In the middle of rural Elbert County, Georgia, a large granite monument lays out a series of multi-lingual instructions for rebuilding civilization after an apocalypse. And despite the fact that the prophetic words on this structure are just over 40 years old, the creepiest part might be the fact that no one knows exactly who wrote them or why.
Part Stonehenge, part Ten Commandments, the Georgia Guidestones were unveiled on March 22, 1980, and have been called everything from “a stirring call to rational thinking” to just plain Satanic. The author’s name, R.C. Christian, is said to be a pseudonym, while the people who paid for its development were “a small group of Americans who seek the Age of Reason,” but their identities were very carefully shrouded even after all these years.
The structure is made up of four vertical granite slabs, each weighing over 42,000 lbs each, a center stone that weighs over 20,000 lbs, and a 24,000-lbs capstone on top. The formation of the stones not only displays ten principles in eight different languages, but the structure itself also acts as a clock, calendar, and compass.

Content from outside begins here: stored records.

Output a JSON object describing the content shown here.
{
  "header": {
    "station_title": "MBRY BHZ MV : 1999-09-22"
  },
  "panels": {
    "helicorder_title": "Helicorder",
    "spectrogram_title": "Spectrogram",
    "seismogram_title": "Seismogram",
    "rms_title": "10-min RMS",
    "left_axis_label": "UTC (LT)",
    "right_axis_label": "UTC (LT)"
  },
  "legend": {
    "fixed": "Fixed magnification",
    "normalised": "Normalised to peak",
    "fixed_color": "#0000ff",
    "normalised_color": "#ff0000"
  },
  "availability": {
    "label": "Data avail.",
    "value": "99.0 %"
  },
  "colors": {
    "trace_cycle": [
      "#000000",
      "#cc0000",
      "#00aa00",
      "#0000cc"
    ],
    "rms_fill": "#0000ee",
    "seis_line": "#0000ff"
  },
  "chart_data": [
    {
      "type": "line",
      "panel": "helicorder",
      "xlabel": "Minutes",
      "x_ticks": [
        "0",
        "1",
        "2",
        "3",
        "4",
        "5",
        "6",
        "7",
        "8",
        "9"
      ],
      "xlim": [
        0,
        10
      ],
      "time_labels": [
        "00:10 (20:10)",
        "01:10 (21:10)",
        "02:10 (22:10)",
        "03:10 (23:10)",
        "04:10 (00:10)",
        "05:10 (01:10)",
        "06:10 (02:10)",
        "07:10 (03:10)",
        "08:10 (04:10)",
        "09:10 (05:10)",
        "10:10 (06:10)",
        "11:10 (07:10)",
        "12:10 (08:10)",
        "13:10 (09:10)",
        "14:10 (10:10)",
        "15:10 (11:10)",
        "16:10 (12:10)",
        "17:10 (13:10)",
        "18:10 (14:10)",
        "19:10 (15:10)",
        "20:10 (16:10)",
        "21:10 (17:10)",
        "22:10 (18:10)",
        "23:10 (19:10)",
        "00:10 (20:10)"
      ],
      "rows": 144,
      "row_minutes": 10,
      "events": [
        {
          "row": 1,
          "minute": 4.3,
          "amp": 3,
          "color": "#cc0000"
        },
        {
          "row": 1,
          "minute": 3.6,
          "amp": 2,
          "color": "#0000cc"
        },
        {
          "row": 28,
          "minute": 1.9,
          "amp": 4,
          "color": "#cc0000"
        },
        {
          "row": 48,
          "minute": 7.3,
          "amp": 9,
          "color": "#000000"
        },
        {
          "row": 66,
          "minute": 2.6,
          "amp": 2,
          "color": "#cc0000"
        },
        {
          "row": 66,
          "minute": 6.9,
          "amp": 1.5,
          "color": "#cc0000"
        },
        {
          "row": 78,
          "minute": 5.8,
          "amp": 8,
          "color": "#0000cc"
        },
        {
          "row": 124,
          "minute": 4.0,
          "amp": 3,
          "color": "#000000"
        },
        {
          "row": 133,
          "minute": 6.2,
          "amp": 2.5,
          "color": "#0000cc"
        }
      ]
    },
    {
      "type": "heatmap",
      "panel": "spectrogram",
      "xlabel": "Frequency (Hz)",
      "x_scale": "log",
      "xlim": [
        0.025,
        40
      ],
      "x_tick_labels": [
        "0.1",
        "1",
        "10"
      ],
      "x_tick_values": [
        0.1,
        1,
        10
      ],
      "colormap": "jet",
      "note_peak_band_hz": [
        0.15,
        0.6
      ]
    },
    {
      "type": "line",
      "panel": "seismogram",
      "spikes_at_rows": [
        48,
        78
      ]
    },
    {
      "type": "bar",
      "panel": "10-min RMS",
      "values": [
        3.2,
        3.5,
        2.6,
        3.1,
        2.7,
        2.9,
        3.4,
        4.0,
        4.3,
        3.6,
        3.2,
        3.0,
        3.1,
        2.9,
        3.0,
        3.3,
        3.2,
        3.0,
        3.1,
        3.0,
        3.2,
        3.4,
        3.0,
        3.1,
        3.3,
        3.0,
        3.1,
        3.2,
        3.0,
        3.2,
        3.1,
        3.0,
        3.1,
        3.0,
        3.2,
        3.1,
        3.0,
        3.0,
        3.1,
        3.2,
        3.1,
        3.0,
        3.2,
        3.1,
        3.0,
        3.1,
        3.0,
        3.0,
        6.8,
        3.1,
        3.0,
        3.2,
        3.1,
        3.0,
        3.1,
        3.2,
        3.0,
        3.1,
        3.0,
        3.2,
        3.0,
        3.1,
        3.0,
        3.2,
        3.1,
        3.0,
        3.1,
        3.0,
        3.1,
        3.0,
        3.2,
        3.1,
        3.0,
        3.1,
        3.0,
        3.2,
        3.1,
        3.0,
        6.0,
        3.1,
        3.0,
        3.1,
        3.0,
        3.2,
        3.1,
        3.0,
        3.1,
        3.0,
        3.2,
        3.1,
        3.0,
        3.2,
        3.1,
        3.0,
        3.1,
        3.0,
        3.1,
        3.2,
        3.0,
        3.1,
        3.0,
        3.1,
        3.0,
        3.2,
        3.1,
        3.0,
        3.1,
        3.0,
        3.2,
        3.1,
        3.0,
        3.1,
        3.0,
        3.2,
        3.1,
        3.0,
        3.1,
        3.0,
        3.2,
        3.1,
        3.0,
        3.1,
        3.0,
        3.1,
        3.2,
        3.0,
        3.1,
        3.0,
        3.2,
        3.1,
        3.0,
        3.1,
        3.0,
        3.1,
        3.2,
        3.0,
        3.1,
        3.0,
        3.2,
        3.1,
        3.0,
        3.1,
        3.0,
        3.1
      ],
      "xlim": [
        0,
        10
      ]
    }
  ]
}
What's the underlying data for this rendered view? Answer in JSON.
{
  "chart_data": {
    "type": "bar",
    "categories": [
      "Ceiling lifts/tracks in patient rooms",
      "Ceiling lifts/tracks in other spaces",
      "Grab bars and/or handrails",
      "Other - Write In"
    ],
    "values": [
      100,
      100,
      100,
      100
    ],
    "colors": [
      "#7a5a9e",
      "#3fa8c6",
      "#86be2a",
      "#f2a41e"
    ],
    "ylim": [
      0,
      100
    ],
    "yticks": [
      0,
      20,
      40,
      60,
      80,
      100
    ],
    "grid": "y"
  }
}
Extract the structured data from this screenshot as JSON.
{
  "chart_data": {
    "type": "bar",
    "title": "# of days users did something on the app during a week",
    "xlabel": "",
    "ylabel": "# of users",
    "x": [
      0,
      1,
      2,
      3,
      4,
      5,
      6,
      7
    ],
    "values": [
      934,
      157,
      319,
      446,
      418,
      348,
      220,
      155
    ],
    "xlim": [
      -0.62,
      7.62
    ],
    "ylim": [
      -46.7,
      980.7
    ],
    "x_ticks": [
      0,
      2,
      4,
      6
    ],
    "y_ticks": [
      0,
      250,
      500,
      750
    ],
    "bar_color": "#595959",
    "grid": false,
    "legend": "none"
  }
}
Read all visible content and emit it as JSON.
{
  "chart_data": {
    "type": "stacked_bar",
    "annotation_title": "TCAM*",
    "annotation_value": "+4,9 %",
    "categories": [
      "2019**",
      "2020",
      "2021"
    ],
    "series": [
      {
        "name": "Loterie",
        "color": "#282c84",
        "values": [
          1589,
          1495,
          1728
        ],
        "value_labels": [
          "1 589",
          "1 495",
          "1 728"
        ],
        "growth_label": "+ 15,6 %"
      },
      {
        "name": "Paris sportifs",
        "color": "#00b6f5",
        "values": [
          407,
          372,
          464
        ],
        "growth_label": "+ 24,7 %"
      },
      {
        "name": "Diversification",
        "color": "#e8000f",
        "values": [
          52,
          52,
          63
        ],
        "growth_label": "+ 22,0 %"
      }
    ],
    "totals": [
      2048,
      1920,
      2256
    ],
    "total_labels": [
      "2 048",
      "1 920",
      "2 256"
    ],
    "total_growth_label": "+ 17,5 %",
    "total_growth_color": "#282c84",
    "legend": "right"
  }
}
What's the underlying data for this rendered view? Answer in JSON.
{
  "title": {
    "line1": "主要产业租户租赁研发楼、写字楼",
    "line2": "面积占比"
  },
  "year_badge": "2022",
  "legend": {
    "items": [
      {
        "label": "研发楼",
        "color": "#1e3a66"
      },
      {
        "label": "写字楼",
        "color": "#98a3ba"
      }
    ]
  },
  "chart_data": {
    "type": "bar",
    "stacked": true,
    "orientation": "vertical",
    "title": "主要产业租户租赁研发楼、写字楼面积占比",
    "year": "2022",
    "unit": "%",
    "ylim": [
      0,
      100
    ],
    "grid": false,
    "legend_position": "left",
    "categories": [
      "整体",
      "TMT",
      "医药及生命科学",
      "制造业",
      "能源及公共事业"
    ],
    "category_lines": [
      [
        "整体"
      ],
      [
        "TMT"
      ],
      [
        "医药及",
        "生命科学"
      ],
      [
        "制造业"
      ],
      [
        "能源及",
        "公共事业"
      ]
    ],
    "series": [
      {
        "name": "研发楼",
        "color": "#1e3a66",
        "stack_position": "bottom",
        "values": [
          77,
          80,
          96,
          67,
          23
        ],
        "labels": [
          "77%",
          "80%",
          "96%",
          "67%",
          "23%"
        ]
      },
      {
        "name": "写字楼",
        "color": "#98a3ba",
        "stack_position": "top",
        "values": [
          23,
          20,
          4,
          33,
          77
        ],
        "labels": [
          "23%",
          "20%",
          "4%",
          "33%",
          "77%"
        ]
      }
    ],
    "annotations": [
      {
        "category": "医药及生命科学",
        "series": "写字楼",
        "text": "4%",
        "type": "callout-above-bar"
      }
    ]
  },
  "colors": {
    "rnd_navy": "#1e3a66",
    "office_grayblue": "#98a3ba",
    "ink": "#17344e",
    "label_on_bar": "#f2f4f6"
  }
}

The main message of the ten guidelines includes everything from population control to advice on maintaining laws to the importance of respecting nature, but some have interpreted the inscriptions in different ways. Regardless of the message, it’s clear that this passion project was meant to outlast the worst of disasters.
If you’d be interested in checking out the guidestones for yourself, they’re completely free to visit day or night at 1031 Guide Stones Road in Elberton, Georgia, USA.